The good thing about changing paper planners is that while not necessarily cheap, it’s not nearly as expensive as changing a PDA or smartphone. So if you don’t like what you’re using, one of the above options may work for you.

    { 7 comments… read them below or add one }

    Ann Victor January 28, 2009 at 10:45 am

    Ha ha. My procrastinating little head is hanging in shame…
    My vote is Moleskin. Got my first one for Xams and love it. Everytime I think of Hemingway scracthing away in his I feel all writerly.

    Kristan January 28, 2009 at 12:50 pm

    I use a $3 weekly planner (like yours, one week across two pages) from Walmart. But it’s not so much for writing as just keeping track of my life… I’ve always gone for the smaller sizes so I can put them in my purse. What do guys do if they need to carry planners or journals??

    Stephanie January 29, 2009 at 3:35 pm

    I’ve actually dedicated my blog to finding the ultimate journal to enhance the writing experience. Nice to see that you use Clairefontaine – great stuff. I use a tiny Exaplan from Quo Vadis. Just enough space to jot a small note on a particular day.

    Jeff Abbott January 29, 2009 at 10:47 pm

    Kristan: I don’t normally need to carry the Filofax, but if I do, it’s not so bad (I sometimes carry only the sheets I need, for instance, a list of errands to run or books that I want to buy at the store, etc.). I can fit a Moleskine pocket notebook in my pocket, no problem. I almost always have a notebook with me.

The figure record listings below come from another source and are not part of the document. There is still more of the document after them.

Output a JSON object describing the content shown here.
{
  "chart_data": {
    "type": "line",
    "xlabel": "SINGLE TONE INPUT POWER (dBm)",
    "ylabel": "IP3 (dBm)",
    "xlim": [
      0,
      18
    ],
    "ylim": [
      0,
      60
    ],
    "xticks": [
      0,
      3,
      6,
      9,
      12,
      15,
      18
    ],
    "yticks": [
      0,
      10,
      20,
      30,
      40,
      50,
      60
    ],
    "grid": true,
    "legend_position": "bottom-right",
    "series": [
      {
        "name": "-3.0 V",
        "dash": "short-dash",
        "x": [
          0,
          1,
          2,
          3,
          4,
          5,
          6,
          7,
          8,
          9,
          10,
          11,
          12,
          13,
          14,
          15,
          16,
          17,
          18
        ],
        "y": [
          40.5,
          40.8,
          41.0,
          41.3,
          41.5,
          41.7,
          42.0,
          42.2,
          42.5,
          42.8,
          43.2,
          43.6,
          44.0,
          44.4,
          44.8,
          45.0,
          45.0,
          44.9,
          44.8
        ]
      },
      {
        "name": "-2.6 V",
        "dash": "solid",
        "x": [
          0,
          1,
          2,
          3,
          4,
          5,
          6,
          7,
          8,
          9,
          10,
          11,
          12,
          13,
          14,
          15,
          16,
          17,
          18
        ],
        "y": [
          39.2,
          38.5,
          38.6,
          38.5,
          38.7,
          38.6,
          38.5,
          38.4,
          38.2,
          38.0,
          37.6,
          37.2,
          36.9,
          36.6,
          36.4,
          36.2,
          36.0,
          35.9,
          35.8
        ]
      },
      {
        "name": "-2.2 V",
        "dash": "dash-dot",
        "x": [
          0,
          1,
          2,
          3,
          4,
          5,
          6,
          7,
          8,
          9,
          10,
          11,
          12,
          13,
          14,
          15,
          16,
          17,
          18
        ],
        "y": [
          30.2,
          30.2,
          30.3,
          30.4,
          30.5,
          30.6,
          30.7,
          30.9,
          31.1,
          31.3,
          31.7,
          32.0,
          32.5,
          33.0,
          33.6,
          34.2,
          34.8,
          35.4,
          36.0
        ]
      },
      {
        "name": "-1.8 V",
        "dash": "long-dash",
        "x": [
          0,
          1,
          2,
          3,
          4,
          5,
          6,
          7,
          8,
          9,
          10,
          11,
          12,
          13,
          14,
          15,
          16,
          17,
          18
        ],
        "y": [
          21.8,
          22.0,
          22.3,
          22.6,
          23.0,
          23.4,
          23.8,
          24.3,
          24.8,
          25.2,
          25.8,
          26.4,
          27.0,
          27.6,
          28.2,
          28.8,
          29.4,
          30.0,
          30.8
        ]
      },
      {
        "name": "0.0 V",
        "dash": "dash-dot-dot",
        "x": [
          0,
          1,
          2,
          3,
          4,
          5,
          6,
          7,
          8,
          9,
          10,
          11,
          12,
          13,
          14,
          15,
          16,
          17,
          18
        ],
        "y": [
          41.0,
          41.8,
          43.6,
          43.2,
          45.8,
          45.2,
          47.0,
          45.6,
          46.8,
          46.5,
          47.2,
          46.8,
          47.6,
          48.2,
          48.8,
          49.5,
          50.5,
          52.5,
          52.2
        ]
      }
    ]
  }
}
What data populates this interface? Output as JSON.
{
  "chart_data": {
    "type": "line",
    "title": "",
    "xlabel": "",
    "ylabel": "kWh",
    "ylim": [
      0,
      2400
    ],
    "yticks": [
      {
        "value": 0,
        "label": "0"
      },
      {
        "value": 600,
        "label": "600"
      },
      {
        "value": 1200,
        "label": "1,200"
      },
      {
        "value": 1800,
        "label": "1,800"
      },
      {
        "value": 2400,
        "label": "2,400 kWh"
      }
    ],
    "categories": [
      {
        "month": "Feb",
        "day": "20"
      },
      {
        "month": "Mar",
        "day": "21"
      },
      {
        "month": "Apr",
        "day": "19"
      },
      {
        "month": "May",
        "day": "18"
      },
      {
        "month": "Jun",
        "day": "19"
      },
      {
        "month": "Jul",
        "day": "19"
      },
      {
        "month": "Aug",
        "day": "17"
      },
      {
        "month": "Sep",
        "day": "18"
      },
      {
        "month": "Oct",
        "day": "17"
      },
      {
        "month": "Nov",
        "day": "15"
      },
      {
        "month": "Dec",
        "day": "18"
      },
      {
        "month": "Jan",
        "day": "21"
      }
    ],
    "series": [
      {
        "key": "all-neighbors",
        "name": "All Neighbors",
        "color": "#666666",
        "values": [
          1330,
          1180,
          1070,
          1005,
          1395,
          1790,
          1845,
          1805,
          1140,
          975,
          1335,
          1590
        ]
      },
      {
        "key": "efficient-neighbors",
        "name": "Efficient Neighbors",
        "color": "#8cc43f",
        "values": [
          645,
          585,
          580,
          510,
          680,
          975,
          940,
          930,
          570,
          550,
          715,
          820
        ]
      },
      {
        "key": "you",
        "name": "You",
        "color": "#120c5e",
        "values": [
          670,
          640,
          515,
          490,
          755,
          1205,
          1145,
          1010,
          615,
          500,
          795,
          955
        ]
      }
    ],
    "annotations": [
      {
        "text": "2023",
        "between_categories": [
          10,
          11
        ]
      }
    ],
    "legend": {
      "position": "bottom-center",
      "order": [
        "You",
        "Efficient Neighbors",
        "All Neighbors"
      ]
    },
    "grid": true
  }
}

    Jeff Abbott January 30, 2009 at 11:43 am

    I just heard on the Philofaxy blog that Filofax is raising their prices on their planners. Hmmm. This was according to someone who’s on their email list.
    Seems an odd decision, if true, given the economy. We’ll see if that bears out.

    Laurie February 5, 2009 at 12:51 pm

    I’m always jumping around between planner formats. I rarely use one single planner system for an entire year. I used a personal size Filofax for many years, then in 2005 it got out of control with how thick and bulky it was with all the papers I had put in it. So that year I used it only for addresses/ reference and got a small page per day book to use as my calendar. Now for the past several months I have been using an A5 Filofax, and history is repeating itself. It has gotten so bulky and heavy with all the stuff I’ve put into it that now I’m leaving it at home as a reference only and using a small Exacompta day per page book as my calendar. I’m constantly torn between having all of my information in one book, vs. portability. Inevitably my Filofax reaches a critical mass and I scale way back to the simplest thing possible!

    Jeff Abbott February 7, 2009 at 1:13 pm

    Laurie: The big appeal of Filofax is that you *can* load it up with so much stuff. That is also its peril. When I got my A5 Classic a couple of years ago I did load it up quite a bunch with project notes, lists, etc. I have slimmed it down because I figured out project notes did better in their own main notebook once they were an official project. I’ve had stuff get lost in there, so now I am fairly ruthless about keeping the planner trimmed down. I still do keep an Ideas section in the planner, and I jot ideas in there if it’s the closest place to record a thought when I need to capture it, or if it’s an entirely different idea that is not related to any current project. That’s sort of my hold-all for stray ideas that I may not be ready to work on yet, or don’t quite want to give up on yet, or don’t know what to do with yet. I’ve picked on Filofax a bit lately, but being able to keep, remove, and add pages to a section like that in a planner is a Good Thing, to me, and one of Filofax’s strengths for a creative person’s planner.